Considérant que tout équilibre est inhérent à un degré acceptable de sacrifice, lequel dans des situations complexes et enchevêtrées, constitue une concrétisation des principes des droits de l’homme.
Aussi les motifs soulevés en ce qui concerne l’incompatibilité de la loi avec la justice sociale et l’égalité sont irrecevables.
4. De la demande d’invalidation de la loi pour incompatibilité avec la sécurité juridique et les droits acquis
Considérant que la sécurité juridique n’implique pas la fixité de situations établies, mais la prise en compte de ces situations en vue d’une législation temporalisée qui contribue au transfert vers une situation juridique plus équitable et conforme aux normes contractuelles générales.
Considérant que la sécurité juridique ne crée pas un droit acquis dans le cadre de lois exceptionnelles sur les loyers, du fait que la confiance légitime inhérente à l’exigence de sécurité juridique exige fondamentalement une légitimité fondée sur une situation juridique équitable dans la relation contractuelle, et non la simple existence de textes exceptionnels successifs qui prorogent d’anciens contrats locatifs.
Considérant que la relation contractuelle non équilibrée entre anciens propriétaires et locataires et qui s’est longtemps prolongée, ne justifie pas la référence à l’obligation de confiance légitime car son caractère non équilibré sur le plan contractuel constitue un cas d’abus de confiance.
Considérant que l’obligation de sécurité juridique ne s’applique pas au cas présent pour quatre motifs au moins :
- La sécurité juridique doit être générale et non à l’avantage d’une partie aux dépens de l’autre, ce qui entraîne la sécurisation d’une partie aux dépens de l’insécurité de l’autre.
- La sécurité juridique exige la conformité à des conditions légales ne découlant pas de lois exceptionnelles, bien que continues, lois par nature circonstancielles.
- La confiance légitime se fonde sur la confiance qui est par nature relationnelle, et donc dépourvue d’exploitation ou de préjudice et aussi sur la légitimité et non simplement la légalité.

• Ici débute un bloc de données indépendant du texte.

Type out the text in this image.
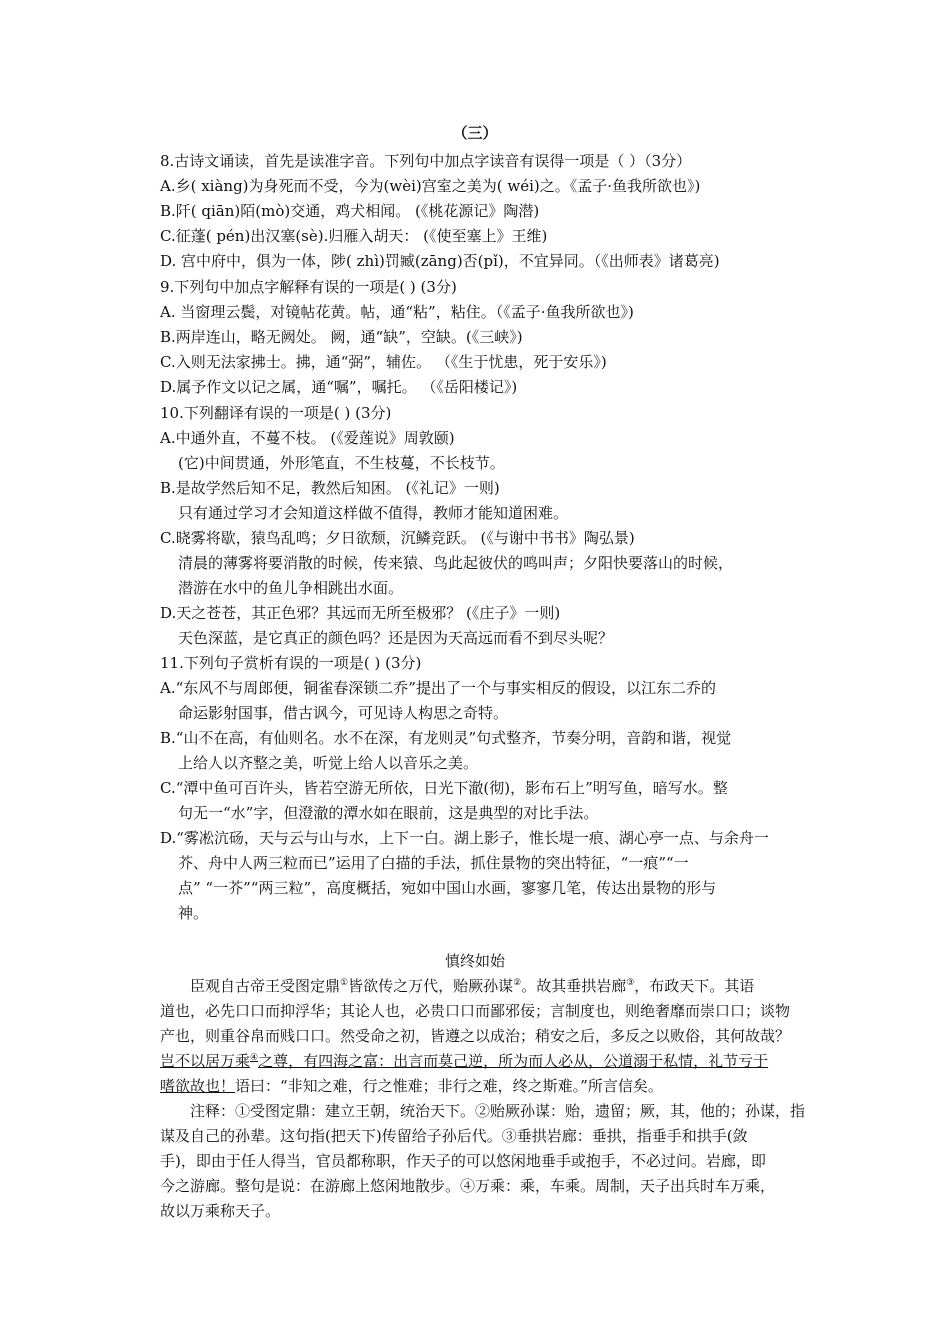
（三）
8.古诗文诵读，首先是读准字音。下列句中加点字读音有误得一项是（ ）（3分）
A.乡( xiàng)为身死而不受，今为(wèi)宫室之美为( wéi)之。《孟子·鱼我所欲也》)
B.阡( qiān)陌(mò)交通，鸡犬相闻。 (《桃花源记》陶潜)
C.征蓬( pén)出汉塞(sè).归雁入胡天： (《使至塞上》王维)
D. 宫中府中，俱为一体，陟( zhì)罚臧(zāng)否(pǐ)，不宜异同。（《出师表》诸葛亮)
9.下列句中加点字解释有误的一项是( ) (3分)
A. 当窗理云鬓，对镜帖花黄。帖，通“粘”，粘住。（《孟子·鱼我所欲也》)
B.两岸连山，略无阙处。 阙，通“缺”，空缺。(《三峡》)
C.入则无法家拂士。拂，通“弼”，辅佐。 （《生于忧患，死于安乐》)
D.属予作文以记之属，通“嘱”，嘱托。 （《岳阳楼记》)
10.下列翻译有误的一项是( ) (3分)
A.中通外直，不蔓不枝。 (《爱莲说》周敦颐)
(它)中间贯通，外形笔直，不生枝蔓，不长枝节。
B.是故学然后知不足，教然后知困。 (《礼记》一则)
只有通过学习才会知道这样做不值得，教师才能知道困难。
C.晓雾将歇，猿鸟乱鸣；夕日欲颓，沉鳞竞跃。 (《与谢中书书》陶弘景)
清晨的薄雾将要消散的时候，传来猿、鸟此起彼伏的鸣叫声；夕阳快要落山的时候，
潜游在水中的鱼儿争相跳出水面。
D.天之苍苍，其正色邪？其远而无所至极邪？ (《庄子》一则)
天色深蓝，是它真正的颜色吗？还是因为天高远而看不到尽头呢？
11.下列句子赏析有误的一项是( ) (3分)
A.“东风不与周郎便，铜雀春深锁二乔”提出了一个与事实相反的假设，以江东二乔的
命运影射国事，借古讽今，可见诗人构思之奇特。
B.“山不在高，有仙则名。水不在深，有龙则灵”句式整齐，节奏分明，音韵和谐，视觉
上给人以齐整之美，听觉上给人以音乐之美。
C.“潭中鱼可百许头，皆若空游无所依，日光下澈(彻)，影布石上”明写鱼，暗写水。整
句无一“水”字，但澄澈的潭水如在眼前，这是典型的对比手法。
D.“雾凇沆砀，天与云与山与水，上下一白。湖上影子，惟长堤一痕、湖心亭一点、与余舟一
芥、舟中人两三粒而已”运用了白描的手法，抓住景物的突出特征，“一痕”“一
点” “一芥”“两三粒”，高度概括，宛如中国山水画，寥寥几笔，传达出景物的形与
神。
慎终如始
臣观自古帝王受图定鼎①皆欲传之万代，贻厥孙谋②。故其垂拱岩廊③，布政天下。其语
道也，必先口口而抑浮华；其论人也，必贵口口而鄙邪佞；言制度也，则绝奢靡而崇口口；谈物
产也，则重谷帛而贱口口。然受命之初，皆遵之以成治；稍安之后，多反之以败俗，其何故哉？
岂不以居万乘④之尊，有四海之富：出言而莫己逆，所为而人必从，公道溺于私情，礼节亏于
嗜欲故也！语曰：“非知之难，行之惟难；非行之难，终之斯难。”所言信矣。
注释：①受图定鼎：建立王朝，统治天下。②贻厥孙谋：贻，遗留；厥，其，他的；孙谋，指
谋及自己的孙辈。这句指(把天下)传留给子孙后代。③垂拱岩廊：垂拱，指垂手和拱手(敛
手)，即由于任人得当，官员都称职，作天子的可以悠闲地垂手或抱手，不必过问。岩廊，即
今之游廊。整句是说：在游廊上悠闲地散步。④万乘：乘，车乘。周制，天子出兵时车万乘，
故以万乘称天子。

- La sécurité juridique et la confiance légitime exigent du bénéficiaire l’exercice par lui-même aussi de la sagesse face à l’éventualité de changement de législation.
Considérant que la relation entre anciens propriétaires et locataires, si elle se caractérise par le déséquilibre et le défaut d’équité, ne peut être régie en dépit de sa longue continuité par les notions de sécurité juridique et de confiance légitime, mais en ce qui concerne le bénéficiaire par les exigences de prévisibilité, de prudence et de disponibilité à des mutations.
Considérant que la mutation dans les contrats locatifs anciens se trouve accompagnée de délais au cours desquels les concernés pourraient s’adapter au nouveau contexte juridique, avec l’adoption de normes progressives quant au calcul du loyer équitable, passant ainsi à une nouvelle étape où les normes contractuelles générales sont rétablies ainsi que la liberté contractuelle par rapport aux anciens loyers.
Aussi les motifs relatifs à l’incompatibilité de la loi avec la sécurité juridique et les droits acquis sont irrecevables.
5. De la demande d’invalidation pour inconstitutionnalité de la Commission d’évaluation à caractère juridictionnel
Considérant que la qualité juridictionnelle de la Commission se dégage de la formation de cette Commission, des conditions exigées de ses membres et ses garanties et des règles de son fonctionnement pour le règlement des litiges qui lui sont soumis.
Considérant que la loi contestée confie le règlement du litige relatif à la valeur locative (badal al-mithl) à une Commission formée, en vertu de l’art. 7, d’un magistrat actif ou à la retraite en tant que président et de quatre membres, représentatifs respectivement des propriétaires, des locataires, du ministère des Finances et du ministère des Affaires sociales, avec un caractère juridictionnel.
Considérant qu’il n’est pas licite au législateur d’accorder la qualité juridictionnelle à toute commission, tant qu’elle ne remplit pas les conditions propres à lui octroyer le caractère juridictionnel, concernant les conditions requises pour ses membres en vue de régler des litiges de nature judiciaire et en ce qui concerne l’indépendance requise de ses membres et leur immunité en vue de statuer sur des litiges avec indépendance, neutralité, objectivité et équité et quant aux procédures de règlement et de prise de décision.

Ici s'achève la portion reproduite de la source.